Tym niemniej dowody pośrednie, poszlaki, układają się w logiczną, zwartą całość, pozwalającą na stwierdzenie, że nikt inny poza oskarżonym nie mógł się dopuścić tych zabójstw - tak uzasadniła wyrok apelacyjny przewodnicząca składu sędziowskiego Brandeta Hryniewicka.
Dodała też, że Sąd Okręgowy w Białymstoku, czyli sąd pierwszej instancji dla tej sprawy, "wnikliwie i skrupulatnie" przeanalizował te dowody, a jego wnioski "zasługują na pełną aprobatę". Hryniewicka podkreśliła też, że była to ocena całościowa i nie można zarzucić jej dowolności czy wybiórczości.
Uznała natomiast, że wybiórcza była ocena dowodów zaprezentowana przez obrońców w ich apelacjach. Sędzia zwróciła zwłaszcza uwagę na ocenę opinii biegłych psychiatrów, psychologów i seksuologów, których znaczenie w tej sprawie określiła jako "niebagatelne".
Sąd przyjął, że zbrodnia miała podłoże seksualne i że doszło do niej po zbliżeniu w mieszkaniu kobiety. Sędzia Hryniewicka przywołała opinie biegłych, z których wynika, że wszystko to, co mówi Jan P. o zabójstwach kobiet, "ma charakter projekcji, to jest przypisywania innym ludziom własnych cech". "Opowiadając o innych, mówi o sobie" - cytowała sędzia.
W opinii biegłego istnieje zapis, że Jan P. twierdził, że ma znajomego, który miał mówić, że "jak kogoś zabije, to się lepiej czuje". Biegły ocenił, także w oparciu o inne wypowiedzi tego mężczyzny, że to opisy jego własnych przeżyć związanych z dokonaniem zabójstwa na tle seksualnym.
Jednocześnie sąd przyjął za wiarygodne zeznania świadka - więźnia złożone w czwartek, który mówił o przyznaniu się Jana P. w celi do dokonania tej zbrodni, czego nie zrobił on ani w śledztwie, ani przed sądami obu instancji.
Mówiąc o wymiarze kary, sędzia Hryniewicka powiedziała, że biorąc pod uwagę wszystkie okoliczności, wyrok nie mógł być inny niż dożywocie. Taka kara ma charakter eliminacyjny i ma zabezpieczyć społeczeństwo przed podobnymi działaniami skazanego w przyszłości.
Śledztwo po tej zbrodni od początku koncentrowało się na osobie Jana P. Ślady odkryte w mieszkaniu wykluczały bowiem motyw rabunkowy i wskazywały, że dokonał tego ktoś znajomy.
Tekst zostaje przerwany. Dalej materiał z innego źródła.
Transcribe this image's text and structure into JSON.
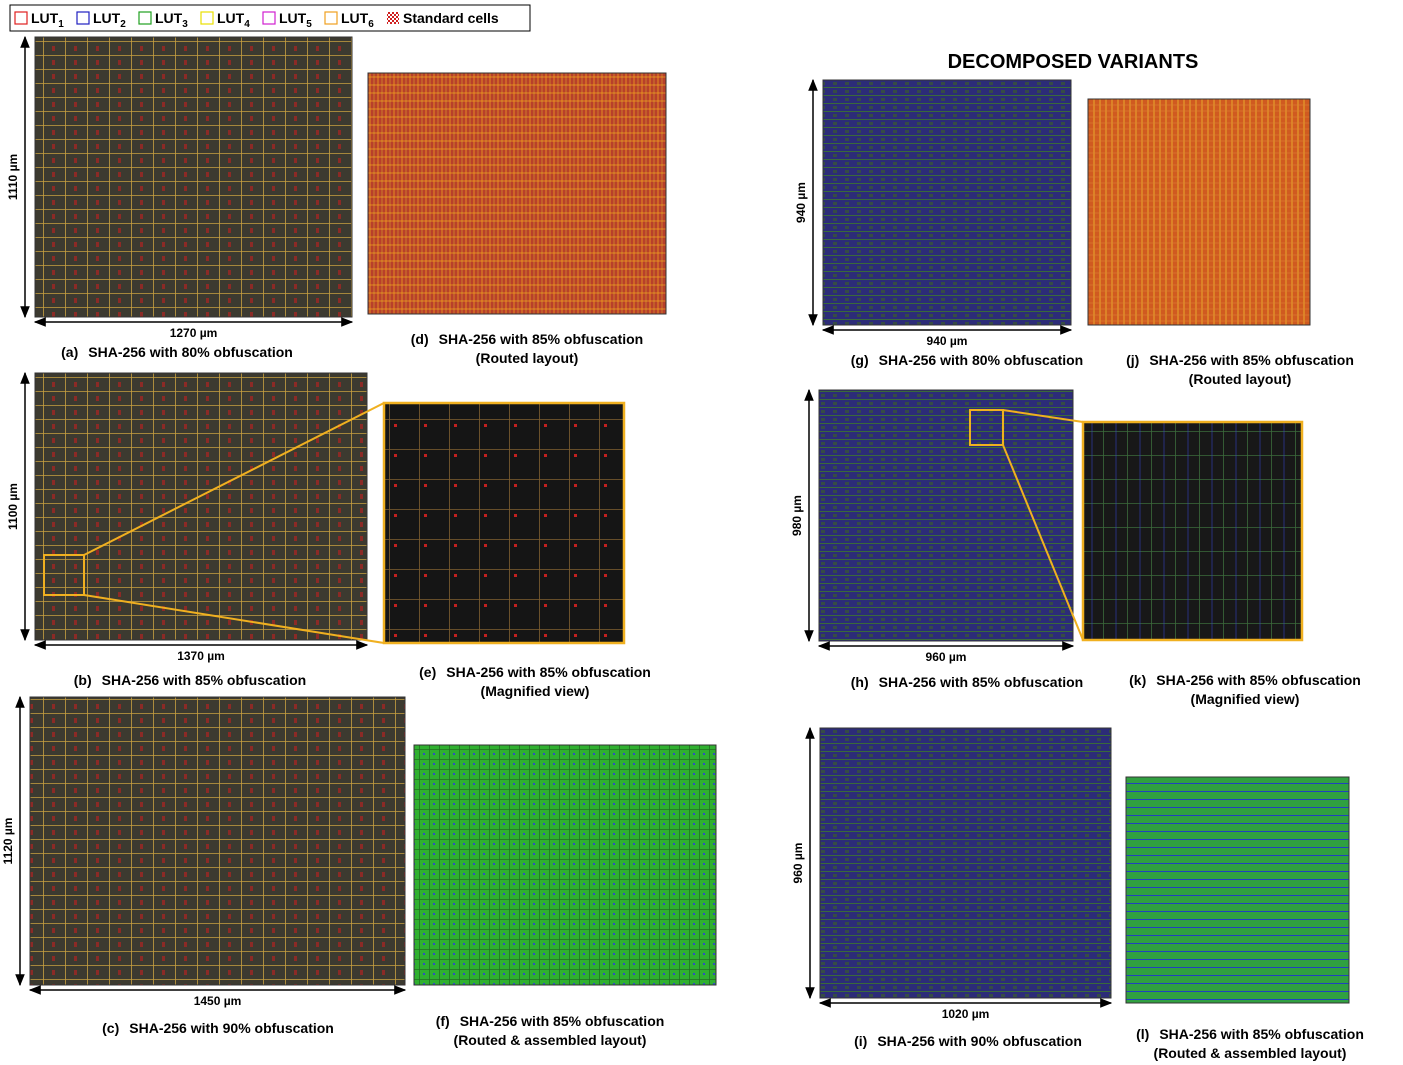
{
  "legend": {
    "items": [
      {
        "label": "LUT",
        "sub": "1",
        "color": "#e02020"
      },
      {
        "label": "LUT",
        "sub": "2",
        "color": "#2020c0"
      },
      {
        "label": "LUT",
        "sub": "3",
        "color": "#20a020"
      },
      {
        "label": "LUT",
        "sub": "4",
        "color": "#e8e000"
      },
      {
        "label": "LUT",
        "sub": "5",
        "color": "#d020d0"
      },
      {
        "label": "LUT",
        "sub": "6",
        "color": "#f0a020"
      }
    ],
    "standard": "Standard cells"
  },
  "title": "DECOMPOSED VARIANTS",
  "panels": [
    {
      "tag": "(a)",
      "caption": [
        "SHA-256 with 80% obfuscation"
      ],
      "width_label": "1270 µm",
      "height_label": "1110 µm"
    },
    {
      "tag": "(d)",
      "caption": [
        "SHA-256 with 85% obfuscation",
        "(Routed layout)"
      ]
    },
    {
      "tag": "(b)",
      "caption": [
        "SHA-256 with 85% obfuscation"
      ],
      "width_label": "1370 µm",
      "height_label": "1100 µm"
    },
    {
      "tag": "(e)",
      "caption": [
        "SHA-256 with 85% obfuscation",
        "(Magnified view)"
      ]
    },
    {
      "tag": "(c)",
      "caption": [
        "SHA-256 with 90% obfuscation"
      ],
      "width_label": "1450 µm",
      "height_label": "1120 µm"
    },
    {
      "tag": "(f)",
      "caption": [
        "SHA-256 with 85% obfuscation",
        "(Routed & assembled layout)"
      ]
    },
    {
      "tag": "(g)",
      "caption": [
        "SHA-256 with 80% obfuscation"
      ],
      "width_label": "940 µm",
      "height_label": "940 µm"
    },
    {
      "tag": "(j)",
      "caption": [
        "SHA-256 with 85% obfuscation",
        "(Routed layout)"
      ]
    },
    {
      "tag": "(h)",
      "caption": [
        "SHA-256 with 85% obfuscation"
      ],
      "width_label": "960 µm",
      "height_label": "980 µm"
    },
    {
      "tag": "(k)",
      "caption": [
        "SHA-256 with 85% obfuscation",
        "(Magnified view)"
      ]
    },
    {
      "tag": "(i)",
      "caption": [
        "SHA-256 with 90% obfuscation"
      ],
      "width_label": "1020 µm",
      "height_label": "960 µm"
    },
    {
      "tag": "(l)",
      "caption": [
        "SHA-256 with 85% obfuscation",
        "(Routed & assembled layout)"
      ]
    }
  ]
}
Policja bardzo szybko zatrzymała mężczyznę, a prokuratura postawiła mu zarzut podwójnego zabójstwa. Podejrzany został aresztowany, konsekwentnie nie przyznawał się jednak do zbrodni. Po kilku miesiącach, gdy były już znane wyniki badań (m.in. odcisków palców oraz DNA ze znalezionych w mieszkaniu włosów), okazało się, że nie ma jednoznacznych dowodów, którymi można w sądzie poprzeć akt oskarżenia przeciwko zatrzymanemu. Mężczyzna opuścił więc areszt.
Po kolejnych kilku miesiącach śledztwa prokuratura doszła do wniosku, że przy dotychczasowych dowodach sprawcy zabójstwa nie da się ustalić i umorzyła postępowanie. Postanowienie to zaskarżył jednak ojciec zamordowanej. Wznowiono więc śledztwo i po przeprowadzeniu dodatkowych badań biegłych, zdecydowano się skierować do sądu akt oskarżenia.
Ze względu na charakter sprawy, wynikający m.in. z intymnych stosunków ofiary i oskarżonego, proces w pierwszej instancji toczył się przy drzwiach zamkniętych. Jan P. odpowiadał jednak z wolnej stopy. Do aresztu trafił wprost z białostockiego sądu okręgowego, po ogłoszeniu wyroku w pierwszej instancji.